Exploring the impact of fairness-aware criteria in AutoML

arXiv cs.LG / 4/14/2026

💬 OpinionIdeas & Deep AnalysisModels & Research

Key Points

  • AutoML systems used for high-impact decisions can amplify discrimination if they primarily optimize for predictive performance using biased data.
  • The paper investigates adding fairness-aware criteria directly into the optimisation step of an AutoML pipeline that spans data selection/transformations through model selection and tuning.
  • Because fairness metrics can represent different notions of “fairness,” the authors integrate complementary fairness metrics during optimisation to better capture multiple fairness dimensions.
  • Results show measurable trade-offs versus a predictive-performance-only baseline: predictive power drops by 9.4% while average fairness improves by 14.5%, and data usage decreases by 35.7%.
  • Fairness-aware optimisation also tends to yield complete but simpler final pipelines, indicating that improved fairness does not necessarily require increased model complexity.

Abstract

Machine Learning (ML) systems are increasingly used to support decision-making processes that affect individuals.
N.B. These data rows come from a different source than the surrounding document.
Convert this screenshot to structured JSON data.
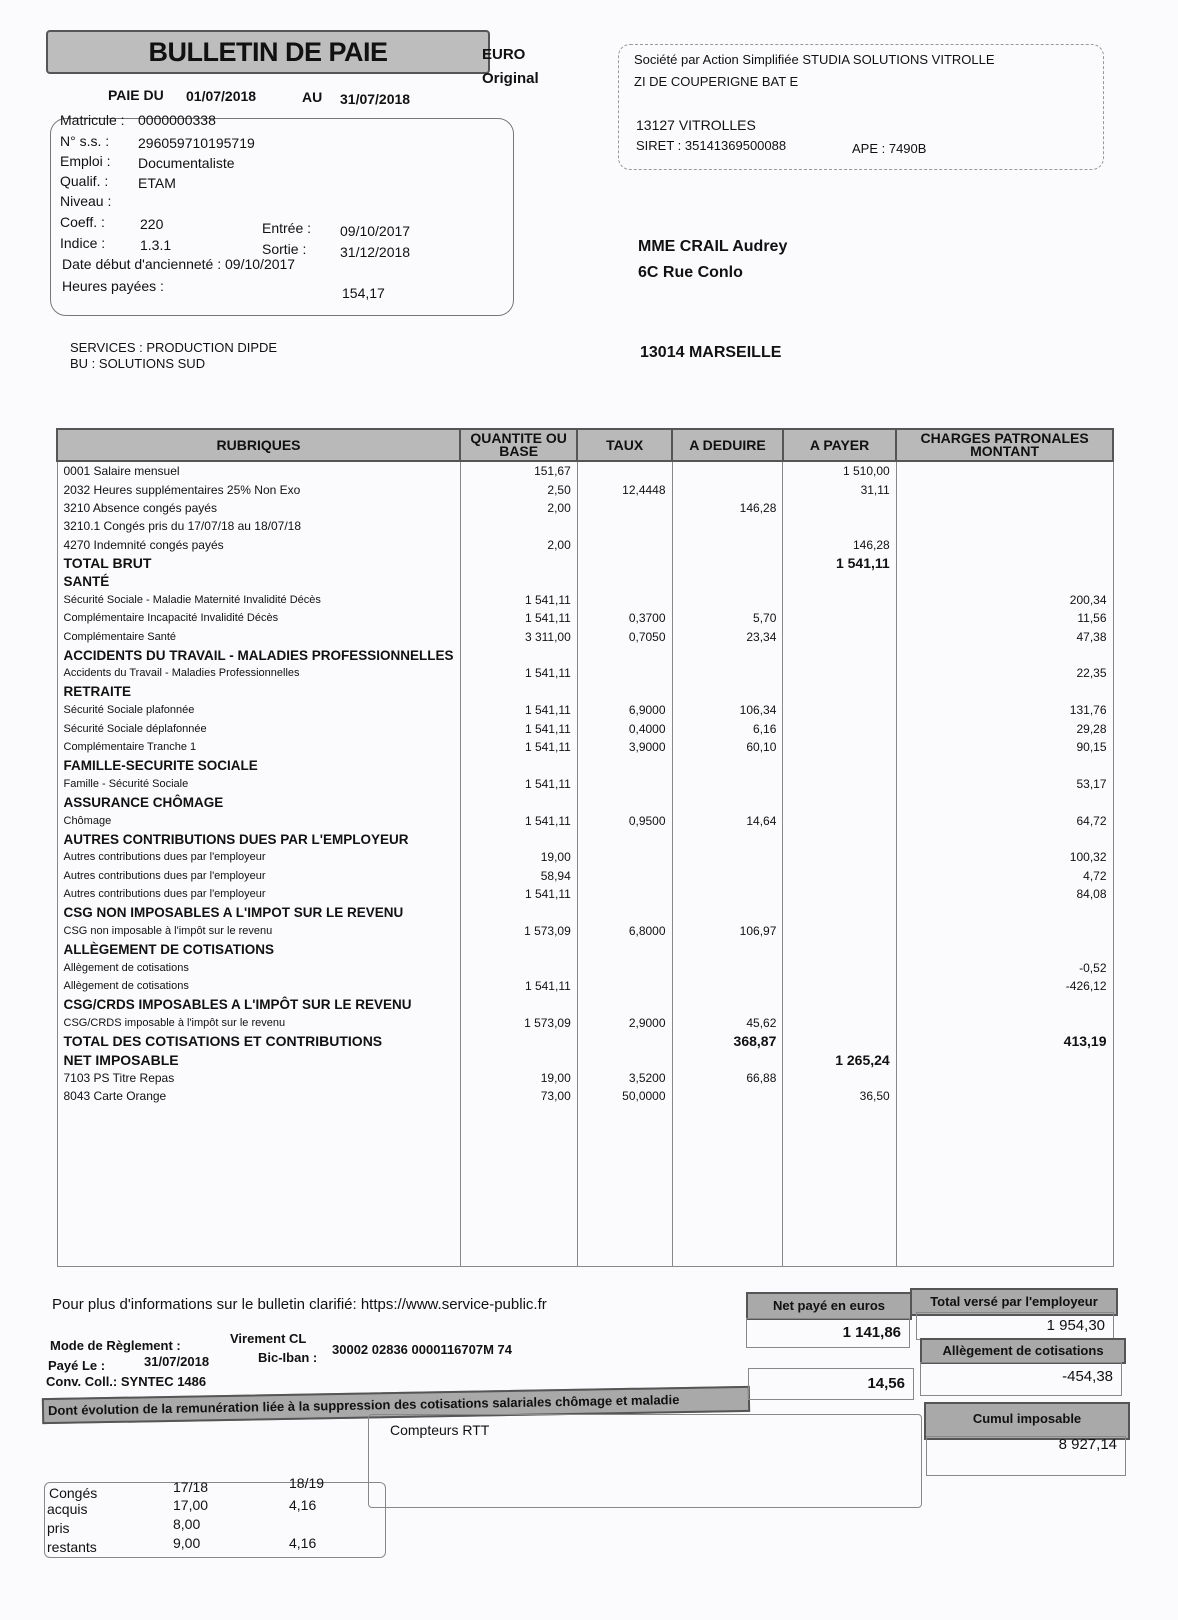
{
  "header": {
    "title": "BULLETIN DE PAIE",
    "currency": "EURO",
    "copy": "Original",
    "period_label": "PAIE DU",
    "period_start": "01/07/2018",
    "period_to_label": "AU",
    "period_end": "31/07/2018"
  },
  "employee": {
    "matricule_label": "Matricule :",
    "matricule": "0000000338",
    "ss_label": "N° s.s. :",
    "ss": "296059710195719",
    "emploi_label": "Emploi :",
    "emploi": "Documentaliste",
    "qualif_label": "Qualif. :",
    "qualif": "ETAM",
    "niveau_label": "Niveau :",
    "coeff_label": "Coeff. :",
    "coeff": "220",
    "indice_label": "Indice :",
    "indice": "1.3.1",
    "entree_label": "Entrée :",
    "entree": "09/10/2017",
    "sortie_label": "Sortie :",
    "sortie": "31/12/2018",
    "anciennete": "Date début d'ancienneté : 09/10/2017",
    "heures_label": "Heures payées :",
    "heures": "154,17",
    "services": "SERVICES : PRODUCTION DIPDE",
    "bu": "BU : SOLUTIONS SUD"
  },
  "company": {
    "line1": "Société par Action Simplifiée  STUDIA SOLUTIONS VITROLLE",
    "line2": "ZI DE COUPERIGNE BAT E",
    "city": "13127  VITROLLES",
    "siret": "SIRET : 35141369500088",
    "ape": "APE :  7490B"
  },
  "recipient": {
    "name": "MME  CRAIL  Audrey",
    "street": "6C Rue Conlo",
    "city": "13014  MARSEILLE"
  },
  "table": {
    "headers": [
      "RUBRIQUES",
      "QUANTITE OU BASE",
      "TAUX",
      "A DEDUIRE",
      "A PAYER",
      "CHARGES PATRONALES MONTANT"
    ],
    "rows": [
      {
        "t": "line",
        "c": [
          "0001 Salaire mensuel",
          "151,67",
          "",
          "",
          "1 510,00",
          ""
        ]
      },
      {
        "t": "line",
        "c": [
          "2032 Heures supplémentaires 25% Non Exo",
          "2,50",
          "12,4448",
          "",
          "31,11",
          ""
        ]
      },
      {
        "t": "line",
        "c": [
          "3210 Absence congés payés",
          "2,00",
          "",
          "146,28",
          "",
          ""
        ]
      },
      {
        "t": "line",
        "c": [
          "3210.1 Congés pris du 17/07/18 au 18/07/18",
          "",
          "",
          "",
          "",
          ""
        ]
      },
      {
        "t": "line",
        "c": [
          "4270 Indemnité congés payés",
          "2,00",
          "",
          "",
          "146,28",
          ""
        ]
      },
      {
        "t": "total",
        "c": [
          "TOTAL BRUT",
          "",
          "",
          "",
          "1 541,11",
          ""
        ]
      },
      {
        "t": "section",
        "c": [
          "SANTÉ",
          "",
          "",
          "",
          "",
          ""
        ]
      },
      {
        "t": "sub",
        "c": [
          "Sécurité Sociale - Maladie Maternité Invalidité Décès",
          "1 541,11",
          "",
          "",
          "",
          "200,34"
        ]
      },
      {
        "t": "sub",
        "c": [
          "Complémentaire Incapacité Invalidité Décès",
          "1 541,11",
          "0,3700",
          "5,70",
          "",
          "11,56"
        ]
      },
      {
        "t": "sub",
        "c": [
          "Complémentaire Santé",
          "3 311,00",
          "0,7050",
          "23,34",
          "",
          "47,38"
        ]
      },
      {
        "t": "section",
        "c": [
          "ACCIDENTS DU TRAVAIL - MALADIES PROFESSIONNELLES",
          "",
          "",
          "",
          "",
          ""
        ]
      },
      {
        "t": "sub",
        "c": [
          "Accidents du Travail - Maladies Professionnelles",
          "1 541,11",
          "",
          "",
          "",
          "22,35"
        ]
      },
      {
        "t": "section",
        "c": [
          "RETRAITE",
          "",
          "",
          "",
          "",
          ""
        ]
      },
      {
        "t": "sub",
        "c": [
          "Sécurité Sociale plafonnée",
          "1 541,11",
          "6,9000",
          "106,34",
          "",
          "131,76"
        ]
      },
      {
        "t": "sub",
        "c": [
          "Sécurité Sociale déplafonnée",
          "1 541,11",
          "0,4000",
          "6,16",
          "",
          "29,28"
        ]
      },
      {
        "t": "sub",
        "c": [
          "Complémentaire Tranche 1",
          "1 541,11",
          "3,9000",
          "60,10",
          "",
          "90,15"
        ]
      },
      {
        "t": "section",
        "c": [
          "FAMILLE-SECURITE SOCIALE",
          "",
          "",
          "",
          "",
          ""
        ]
      },
      {
        "t": "sub",
        "c": [
          "Famille - Sécurité Sociale",
          "1 541,11",
          "",
          "",
          "",
          "53,17"
        ]
      },
      {
        "t": "section",
        "c": [
          "ASSURANCE CHÔMAGE",
          "",
          "",
          "",
          "",
          ""
        ]
      },
      {
        "t": "sub",
        "c": [
          "Chômage",
          "1 541,11",
          "0,9500",
          "14,64",
          "",
          "64,72"
        ]
      },
      {
        "t": "section",
        "c": [
          "AUTRES CONTRIBUTIONS DUES PAR L'EMPLOYEUR",
          "",
          "",
          "",
          "",
          ""
        ]
      },
      {
        "t": "sub",
        "c": [
          "Autres contributions dues par l'employeur",
          "19,00",
          "",
          "",
          "",
          "100,32"
        ]
      },
      {
        "t": "sub",
        "c": [
          "Autres contributions dues par l'employeur",
          "58,94",
          "",
          "",
          "",
          "4,72"
        ]
      },
      {
        "t": "sub",
        "c": [
          "Autres contributions dues par l'employeur",
          "1 541,11",
          "",
          "",
          "",
          "84,08"
        ]
      },
      {
        "t": "section",
        "c": [
          "CSG NON IMPOSABLES A L'IMPOT SUR LE REVENU",
          "",
          "",
          "",
          "",
          ""
        ]
      },
      {
        "t": "sub",
        "c": [
          "CSG non imposable à l'impôt sur le revenu",
          "1 573,09",
          "6,8000",
          "106,97",
          "",
          ""
        ]
      },
      {
        "t": "section",
        "c": [
          "ALLÈGEMENT DE COTISATIONS",
          "",
          "",
          "",
          "",
          ""
        ]
      },
      {
        "t": "sub",
        "c": [
          "Allègement de cotisations",
          "",
          "",
          "",
          "",
          "-0,52"
        ]
      },
      {
        "t": "sub",
        "c": [
          "Allègement de cotisations",
          "1 541,11",
          "",
          "",
          "",
          "-426,12"
        ]
      },
      {
        "t": "section",
        "c": [
          "CSG/CRDS IMPOSABLES A L'IMPÔT SUR LE REVENU",
          "",
          "",
          "",
          "",
          ""
        ]
      },
      {
        "t": "sub",
        "c": [
          "CSG/CRDS imposable à l'impôt sur le revenu",
          "1 573,09",
          "2,9000",
          "45,62",
          "",
          ""
        ]
      },
      {
        "t": "total",
        "c": [
          "TOTAL DES COTISATIONS ET CONTRIBUTIONS",
          "",
          "",
          "368,87",
          "",
          "413,19"
        ]
      },
      {
        "t": "total",
        "c": [
          "NET IMPOSABLE",
          "",
          "",
          "",
          "1 265,24",
          ""
        ]
      },
      {
        "t": "line",
        "c": [
          "7103 PS Titre Repas",
          "19,00",
          "3,5200",
          "66,88",
          "",
          ""
        ]
      },
      {
        "t": "line",
        "c": [
          "8043 Carte Orange",
          "73,00",
          "50,0000",
          "",
          "36,50",
          ""
        ]
      }
    ]
  },
  "footer": {
    "info": "Pour plus d'informations sur le bulletin clarifié: https://www.service-public.fr",
    "mode_label": "Mode de Règlement :",
    "mode": "Virement  CL",
    "paye_label": "Payé Le :",
    "paye": "31/07/2018",
    "iban_label": "Bic-Iban :",
    "iban": "30002  02836  0000116707M  74",
    "conv": "Conv. Coll.:  SYNTEC 1486",
    "evolution": "Dont évolution de la remunération liée à la suppression des cotisations salariales chômage et maladie",
    "evolution_value": "14,56",
    "net_label": "Net payé en euros",
    "net": "1 141,86",
    "total_label": "Total versé par l'employeur",
    "total": "1 954,30",
    "allegement_label": "Allègement de cotisations",
    "allegement": "-454,38",
    "cumul_label": "Cumul imposable",
    "cumul": "8 927,14",
    "rtt_label": "Compteurs RTT",
    "conges": {
      "title": "Congés",
      "col1": "17/18",
      "col2": "18/19",
      "rows": [
        {
          "label": "acquis",
          "v1": "17,00",
          "v2": "4,16"
        },
        {
          "label": "pris",
          "v1": "8,00",
          "v2": ""
        },
        {
          "label": "restants",
          "v1": "9,00",
          "v2": "4,16"
        }
      ]
    }
  }
}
However, these systems often rely on biased data, which can lead to unfair outcomes against specific groups. With the growing adoption of Automated Machine Learning (AutoML), the risk of intensifying discriminatory behaviours increases, as most frameworks primarily focus on model selection to maximise predictive performance. Previous research on fairness in AutoML had largely followed this trend, integrating fairness awareness only in the model selection or hyperparameter tuning, while neglecting other critical stages of the ML pipeline. This paper aims to study the impact of integrating fairness directly into the optimisation component of an AutoML framework that constructs complete ML pipelines, from data selection and transformations to model selection and tuning. As selecting appropriate fairness metrics remains a key challenge, our work incorporates complementary fairness metrics to capture different dimensions of fairness during the optimisation. Their integration within AutoML resulted in measurable differences compared to a baseline focused solely on predictive performance. Despite a 9.4% decrease in predictive power, the average fairness improved by 14.5%, accompanied by a 35.7% reduction in data usage. Furthermore, fairness integration produced complete yet simpler final solutions, suggesting that model complexity is not always required to achieve balanced and fair ML solutions.